Liam’s hand reaches out, fingertips poised over the lichens. Cora swats his hand away and scowls. “Didn’t you warn me about the trees? About how this isn’t Earth?”
He scratches the back of his head. “They look soft.”
She shakes her head. “I thought the same thing the first time, too. Come on, the river’s behind the tree.” The thick vegetation, in addition to the tree, muffles the currents breaking on rock, rushing at speeds she nor anybody can ever hope to swim against.
She holds her breath as she leads him past the tree. Will they see whatever caused those croaks?
They move around the roots, step over a shallow depression where tiny weeds sprout up, and squeeze between two shrubs. She goes in sideways, careful not to brush against any plants. Liam’s footsteps crunch on the dead leaves as he follows her lead.
She resists the urge to criticize him for being so obvious about their location.
Once on the other side, themselves miraculously intact, the full force and splendor of the river come into view.
Liam gasps.
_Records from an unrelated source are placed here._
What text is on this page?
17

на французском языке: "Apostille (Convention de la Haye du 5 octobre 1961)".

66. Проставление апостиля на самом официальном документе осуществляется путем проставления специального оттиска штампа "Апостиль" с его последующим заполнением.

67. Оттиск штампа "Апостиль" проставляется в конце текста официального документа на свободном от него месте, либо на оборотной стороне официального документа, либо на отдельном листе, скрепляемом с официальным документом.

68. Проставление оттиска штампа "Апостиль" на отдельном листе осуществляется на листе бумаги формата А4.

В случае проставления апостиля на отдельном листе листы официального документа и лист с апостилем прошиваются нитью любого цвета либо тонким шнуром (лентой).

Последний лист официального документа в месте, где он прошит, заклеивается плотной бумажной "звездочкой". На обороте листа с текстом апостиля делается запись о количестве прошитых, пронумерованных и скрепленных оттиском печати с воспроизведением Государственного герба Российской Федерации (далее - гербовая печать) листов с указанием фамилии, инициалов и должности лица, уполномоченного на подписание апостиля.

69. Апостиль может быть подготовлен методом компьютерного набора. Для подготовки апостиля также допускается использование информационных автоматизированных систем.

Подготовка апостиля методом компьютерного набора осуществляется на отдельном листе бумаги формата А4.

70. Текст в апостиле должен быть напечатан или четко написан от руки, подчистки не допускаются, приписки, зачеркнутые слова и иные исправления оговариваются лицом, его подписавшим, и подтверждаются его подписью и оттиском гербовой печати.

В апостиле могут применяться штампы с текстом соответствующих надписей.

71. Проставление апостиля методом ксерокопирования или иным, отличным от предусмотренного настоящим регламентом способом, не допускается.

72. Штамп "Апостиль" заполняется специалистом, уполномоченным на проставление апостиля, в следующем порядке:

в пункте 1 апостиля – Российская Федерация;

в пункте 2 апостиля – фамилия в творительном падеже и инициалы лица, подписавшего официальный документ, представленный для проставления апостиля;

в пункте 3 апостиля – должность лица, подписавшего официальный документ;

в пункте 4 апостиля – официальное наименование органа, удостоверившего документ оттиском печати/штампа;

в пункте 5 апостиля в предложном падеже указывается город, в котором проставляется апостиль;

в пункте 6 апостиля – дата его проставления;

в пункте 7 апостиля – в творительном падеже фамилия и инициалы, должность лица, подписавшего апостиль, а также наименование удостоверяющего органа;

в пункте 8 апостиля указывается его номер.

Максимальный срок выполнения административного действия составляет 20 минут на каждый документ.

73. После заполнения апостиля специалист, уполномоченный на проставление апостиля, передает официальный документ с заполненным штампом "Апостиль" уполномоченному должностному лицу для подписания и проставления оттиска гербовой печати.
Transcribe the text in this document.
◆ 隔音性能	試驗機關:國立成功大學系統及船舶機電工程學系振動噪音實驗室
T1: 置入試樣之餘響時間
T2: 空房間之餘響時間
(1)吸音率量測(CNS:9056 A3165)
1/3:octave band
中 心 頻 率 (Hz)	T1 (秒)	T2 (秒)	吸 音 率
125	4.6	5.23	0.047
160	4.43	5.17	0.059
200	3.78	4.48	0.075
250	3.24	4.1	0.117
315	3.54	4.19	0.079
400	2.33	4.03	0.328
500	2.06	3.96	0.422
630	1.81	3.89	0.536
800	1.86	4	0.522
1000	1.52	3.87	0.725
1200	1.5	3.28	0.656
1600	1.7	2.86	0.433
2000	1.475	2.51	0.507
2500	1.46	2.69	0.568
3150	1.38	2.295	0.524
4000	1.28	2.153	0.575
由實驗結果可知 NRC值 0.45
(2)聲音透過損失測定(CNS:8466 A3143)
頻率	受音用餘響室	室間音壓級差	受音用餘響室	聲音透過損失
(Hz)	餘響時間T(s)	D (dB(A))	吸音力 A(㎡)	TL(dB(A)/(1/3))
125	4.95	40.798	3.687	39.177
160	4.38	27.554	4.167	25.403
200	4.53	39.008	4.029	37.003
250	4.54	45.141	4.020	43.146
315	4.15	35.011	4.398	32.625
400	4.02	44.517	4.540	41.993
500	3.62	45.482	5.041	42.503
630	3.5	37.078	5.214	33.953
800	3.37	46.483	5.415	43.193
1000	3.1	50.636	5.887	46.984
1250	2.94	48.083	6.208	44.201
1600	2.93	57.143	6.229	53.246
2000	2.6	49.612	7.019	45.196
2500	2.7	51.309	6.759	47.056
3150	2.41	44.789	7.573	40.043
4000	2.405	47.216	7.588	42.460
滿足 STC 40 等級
She lets her breath go, letting her body tingle with excitement. Letting the source of their hesitance slip past her defenses to let herself bask in the glorious paradise before them.
The mountains are much closer, large enough that they can distinguish the snow-capped peaks from the grassy slopes, a clear-cut boundary, and distinguish those slopes from the sparse shrubs, then small trees, then forests of evergreens. Wispy clouds cling around the tallest peak, a jagged and formidable structure.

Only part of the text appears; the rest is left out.